Phishing. It seems you can’t read an article on cybersecurity without it coming up. That’s because phishing is still the number one delivery vehicle for cyberattacks.
A cybercriminal may want to steal employee login credentials. Or wish to launch a ransomware attack for a payout. Or possibly plant spyware to steal sensitive info. Sending a phishing email can do them all
80% of surveyed security professionals say that phishing campaigns have significantly increased post-pandemic.
Phishing not only continues to work, but it’s also increasing in volume due to the move to remote teams. Many employees are now working from home. They don’t have the same network protections they had when working at the office.
Why has phishing continued to work so well after all these years?

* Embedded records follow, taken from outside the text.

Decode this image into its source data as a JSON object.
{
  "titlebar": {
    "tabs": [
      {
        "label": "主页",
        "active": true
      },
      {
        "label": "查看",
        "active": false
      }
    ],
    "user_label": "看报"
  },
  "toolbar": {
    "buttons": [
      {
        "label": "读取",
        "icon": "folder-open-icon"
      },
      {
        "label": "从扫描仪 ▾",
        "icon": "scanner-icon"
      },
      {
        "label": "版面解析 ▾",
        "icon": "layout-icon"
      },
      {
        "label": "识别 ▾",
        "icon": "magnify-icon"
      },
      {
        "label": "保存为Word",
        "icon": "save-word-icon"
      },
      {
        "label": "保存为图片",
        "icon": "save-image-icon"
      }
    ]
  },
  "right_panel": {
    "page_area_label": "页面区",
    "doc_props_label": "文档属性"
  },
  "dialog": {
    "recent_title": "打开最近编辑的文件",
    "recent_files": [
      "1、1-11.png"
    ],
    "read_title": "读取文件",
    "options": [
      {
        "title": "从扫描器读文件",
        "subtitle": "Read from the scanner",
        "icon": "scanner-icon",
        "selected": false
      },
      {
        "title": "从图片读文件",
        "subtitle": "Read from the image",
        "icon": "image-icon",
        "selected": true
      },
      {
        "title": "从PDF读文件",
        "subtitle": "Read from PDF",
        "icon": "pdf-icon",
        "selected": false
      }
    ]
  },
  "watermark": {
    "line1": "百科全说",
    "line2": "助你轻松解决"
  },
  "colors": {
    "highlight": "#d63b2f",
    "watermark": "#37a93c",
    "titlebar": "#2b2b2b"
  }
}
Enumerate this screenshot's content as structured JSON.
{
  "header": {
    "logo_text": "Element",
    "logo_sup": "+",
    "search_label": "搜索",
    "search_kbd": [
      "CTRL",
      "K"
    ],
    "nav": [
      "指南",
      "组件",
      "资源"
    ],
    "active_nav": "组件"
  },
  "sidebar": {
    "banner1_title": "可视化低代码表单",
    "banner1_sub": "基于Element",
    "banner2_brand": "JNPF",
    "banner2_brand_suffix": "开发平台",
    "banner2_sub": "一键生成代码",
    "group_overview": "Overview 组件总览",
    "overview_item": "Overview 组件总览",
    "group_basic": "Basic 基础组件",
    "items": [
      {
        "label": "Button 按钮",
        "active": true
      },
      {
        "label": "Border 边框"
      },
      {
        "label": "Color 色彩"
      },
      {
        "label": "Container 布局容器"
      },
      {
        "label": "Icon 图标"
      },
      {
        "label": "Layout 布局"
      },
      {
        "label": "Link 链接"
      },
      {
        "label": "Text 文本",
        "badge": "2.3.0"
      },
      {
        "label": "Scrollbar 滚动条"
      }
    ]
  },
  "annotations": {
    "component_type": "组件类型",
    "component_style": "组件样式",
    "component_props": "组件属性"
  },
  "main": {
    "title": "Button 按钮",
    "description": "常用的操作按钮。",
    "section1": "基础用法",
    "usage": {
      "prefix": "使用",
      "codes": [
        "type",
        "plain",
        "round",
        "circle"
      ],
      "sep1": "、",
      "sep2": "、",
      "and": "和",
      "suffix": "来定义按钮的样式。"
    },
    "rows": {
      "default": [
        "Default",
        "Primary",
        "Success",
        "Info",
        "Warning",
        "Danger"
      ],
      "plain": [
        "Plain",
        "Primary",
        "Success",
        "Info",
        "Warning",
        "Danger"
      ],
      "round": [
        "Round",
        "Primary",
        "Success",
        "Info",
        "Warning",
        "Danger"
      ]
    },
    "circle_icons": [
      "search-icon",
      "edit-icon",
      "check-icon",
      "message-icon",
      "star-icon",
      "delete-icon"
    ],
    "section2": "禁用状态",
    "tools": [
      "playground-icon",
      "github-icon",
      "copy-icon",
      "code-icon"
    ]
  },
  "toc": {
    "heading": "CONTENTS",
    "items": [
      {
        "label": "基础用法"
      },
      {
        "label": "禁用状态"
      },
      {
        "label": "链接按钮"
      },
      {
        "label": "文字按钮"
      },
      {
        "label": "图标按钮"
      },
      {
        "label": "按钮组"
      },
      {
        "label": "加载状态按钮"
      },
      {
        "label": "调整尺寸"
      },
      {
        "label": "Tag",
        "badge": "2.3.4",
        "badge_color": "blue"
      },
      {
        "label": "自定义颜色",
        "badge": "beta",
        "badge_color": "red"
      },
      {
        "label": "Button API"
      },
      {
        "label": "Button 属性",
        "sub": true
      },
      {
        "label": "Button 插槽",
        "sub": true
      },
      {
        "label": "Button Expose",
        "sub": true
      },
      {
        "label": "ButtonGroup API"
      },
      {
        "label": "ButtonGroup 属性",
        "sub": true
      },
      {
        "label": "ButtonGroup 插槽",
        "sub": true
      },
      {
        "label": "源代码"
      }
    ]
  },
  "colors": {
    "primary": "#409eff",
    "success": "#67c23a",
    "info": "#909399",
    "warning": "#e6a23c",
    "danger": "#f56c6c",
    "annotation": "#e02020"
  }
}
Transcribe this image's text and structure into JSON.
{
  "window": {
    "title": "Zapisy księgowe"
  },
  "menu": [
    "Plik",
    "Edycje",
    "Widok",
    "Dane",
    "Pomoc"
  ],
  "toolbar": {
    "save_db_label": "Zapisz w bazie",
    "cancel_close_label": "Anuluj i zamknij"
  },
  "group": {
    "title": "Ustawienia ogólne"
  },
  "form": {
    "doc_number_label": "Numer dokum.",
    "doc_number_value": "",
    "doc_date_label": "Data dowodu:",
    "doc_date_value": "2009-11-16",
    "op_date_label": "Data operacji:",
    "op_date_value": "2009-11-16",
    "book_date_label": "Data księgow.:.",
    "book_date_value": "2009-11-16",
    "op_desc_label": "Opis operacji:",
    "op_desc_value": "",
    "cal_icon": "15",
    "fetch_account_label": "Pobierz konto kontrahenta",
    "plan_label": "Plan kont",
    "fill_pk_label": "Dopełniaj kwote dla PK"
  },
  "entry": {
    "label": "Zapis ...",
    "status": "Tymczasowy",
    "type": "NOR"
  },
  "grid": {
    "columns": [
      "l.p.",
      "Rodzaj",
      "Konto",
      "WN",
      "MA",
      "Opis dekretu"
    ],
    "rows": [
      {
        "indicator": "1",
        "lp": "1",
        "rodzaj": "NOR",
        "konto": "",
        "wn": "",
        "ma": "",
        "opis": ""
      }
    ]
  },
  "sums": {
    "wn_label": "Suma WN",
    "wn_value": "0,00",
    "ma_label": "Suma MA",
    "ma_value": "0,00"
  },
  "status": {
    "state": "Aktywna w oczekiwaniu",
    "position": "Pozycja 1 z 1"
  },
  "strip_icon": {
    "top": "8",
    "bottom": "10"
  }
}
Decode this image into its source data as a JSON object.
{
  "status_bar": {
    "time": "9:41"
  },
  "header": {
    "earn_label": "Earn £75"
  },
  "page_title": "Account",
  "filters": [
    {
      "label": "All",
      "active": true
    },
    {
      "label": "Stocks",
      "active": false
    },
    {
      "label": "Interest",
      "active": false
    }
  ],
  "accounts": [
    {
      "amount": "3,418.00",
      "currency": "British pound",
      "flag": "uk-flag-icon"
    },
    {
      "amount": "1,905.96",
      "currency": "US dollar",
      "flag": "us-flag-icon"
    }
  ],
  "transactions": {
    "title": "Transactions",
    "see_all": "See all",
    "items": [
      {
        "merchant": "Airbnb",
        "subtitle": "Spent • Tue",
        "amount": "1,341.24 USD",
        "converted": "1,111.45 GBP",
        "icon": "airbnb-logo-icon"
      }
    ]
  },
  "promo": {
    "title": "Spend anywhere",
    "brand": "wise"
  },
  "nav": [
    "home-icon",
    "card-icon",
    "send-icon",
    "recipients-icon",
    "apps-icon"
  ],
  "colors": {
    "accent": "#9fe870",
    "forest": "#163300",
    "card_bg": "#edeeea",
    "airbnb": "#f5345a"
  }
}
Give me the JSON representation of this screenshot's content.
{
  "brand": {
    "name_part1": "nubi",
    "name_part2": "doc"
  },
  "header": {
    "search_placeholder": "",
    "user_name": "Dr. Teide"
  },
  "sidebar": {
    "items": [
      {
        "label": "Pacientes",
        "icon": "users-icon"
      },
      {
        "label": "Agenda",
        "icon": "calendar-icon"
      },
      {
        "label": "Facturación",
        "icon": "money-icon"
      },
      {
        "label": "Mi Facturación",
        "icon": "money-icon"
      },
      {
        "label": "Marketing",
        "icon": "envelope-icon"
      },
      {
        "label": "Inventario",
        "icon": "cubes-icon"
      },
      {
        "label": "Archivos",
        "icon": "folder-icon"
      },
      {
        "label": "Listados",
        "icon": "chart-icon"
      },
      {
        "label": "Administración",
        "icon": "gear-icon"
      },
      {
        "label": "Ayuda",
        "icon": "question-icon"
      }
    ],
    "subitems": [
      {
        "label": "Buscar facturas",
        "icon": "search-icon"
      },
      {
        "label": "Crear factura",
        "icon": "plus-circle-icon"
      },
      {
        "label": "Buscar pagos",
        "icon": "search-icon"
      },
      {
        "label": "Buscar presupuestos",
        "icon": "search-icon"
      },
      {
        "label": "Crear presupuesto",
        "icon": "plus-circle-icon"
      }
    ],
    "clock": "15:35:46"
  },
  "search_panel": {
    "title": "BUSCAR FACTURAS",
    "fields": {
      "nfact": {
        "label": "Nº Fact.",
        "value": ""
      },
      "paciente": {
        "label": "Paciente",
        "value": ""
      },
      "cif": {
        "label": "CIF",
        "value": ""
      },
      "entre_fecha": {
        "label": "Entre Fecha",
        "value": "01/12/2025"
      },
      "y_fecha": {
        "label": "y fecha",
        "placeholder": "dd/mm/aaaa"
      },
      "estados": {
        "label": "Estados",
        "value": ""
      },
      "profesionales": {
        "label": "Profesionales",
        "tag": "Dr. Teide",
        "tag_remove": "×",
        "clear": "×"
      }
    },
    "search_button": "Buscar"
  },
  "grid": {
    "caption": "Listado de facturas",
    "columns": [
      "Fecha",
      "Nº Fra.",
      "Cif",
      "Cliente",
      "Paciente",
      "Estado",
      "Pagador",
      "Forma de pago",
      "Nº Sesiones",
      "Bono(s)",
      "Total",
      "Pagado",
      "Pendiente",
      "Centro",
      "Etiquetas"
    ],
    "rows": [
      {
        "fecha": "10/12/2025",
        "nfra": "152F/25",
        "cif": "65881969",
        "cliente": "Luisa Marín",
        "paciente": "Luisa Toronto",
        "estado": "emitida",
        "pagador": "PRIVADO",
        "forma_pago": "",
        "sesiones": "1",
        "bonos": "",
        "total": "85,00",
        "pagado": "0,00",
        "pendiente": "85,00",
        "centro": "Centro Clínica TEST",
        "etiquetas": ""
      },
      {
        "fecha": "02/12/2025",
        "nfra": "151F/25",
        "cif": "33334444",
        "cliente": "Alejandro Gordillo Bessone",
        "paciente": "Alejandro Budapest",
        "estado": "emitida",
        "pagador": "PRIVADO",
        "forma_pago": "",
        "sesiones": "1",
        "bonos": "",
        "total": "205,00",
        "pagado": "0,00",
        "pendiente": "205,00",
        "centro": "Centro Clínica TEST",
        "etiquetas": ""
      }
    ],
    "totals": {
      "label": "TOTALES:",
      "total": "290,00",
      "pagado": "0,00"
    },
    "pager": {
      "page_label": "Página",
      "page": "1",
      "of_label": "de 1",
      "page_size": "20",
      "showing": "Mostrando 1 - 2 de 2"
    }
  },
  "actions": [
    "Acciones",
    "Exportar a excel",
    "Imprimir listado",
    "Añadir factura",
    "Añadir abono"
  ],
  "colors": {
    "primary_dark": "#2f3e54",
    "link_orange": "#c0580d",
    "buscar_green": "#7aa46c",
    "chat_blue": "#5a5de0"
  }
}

Aren’t people finally learning what phishing looks like?
It’s true that people are generally more aware of phishing emails and how to spot them than a decade ago. But it’s also true that these emails are becoming harder to spot as scammers evolve their tactics.
One of the newest tactics is particularly hard to detect. It is the reply-chain phishing attack.
What is a Reply-Chain Phishing Attack?
Just about everyone is familiar with reply chains in email. An email is copied to one or more people, one replies, and that reply sits at the bottom of the new message. Then another person chimes in on the conversation, replying to the same email.
Soon, you have a chain of email replies on a particular topic. It lists each reply one under the other so everyone can follow the conversation.
You don’t expect a phishing email tucked inside that ongoing email conversation. Most people are expecting phishing to come in as a new message, not a message included in an ongoing reply chain.
The reply-chain phishing attack is particularly insidious because it does exactly that. It inserts a convincing phishing email in the ongoing thread of an email reply chain.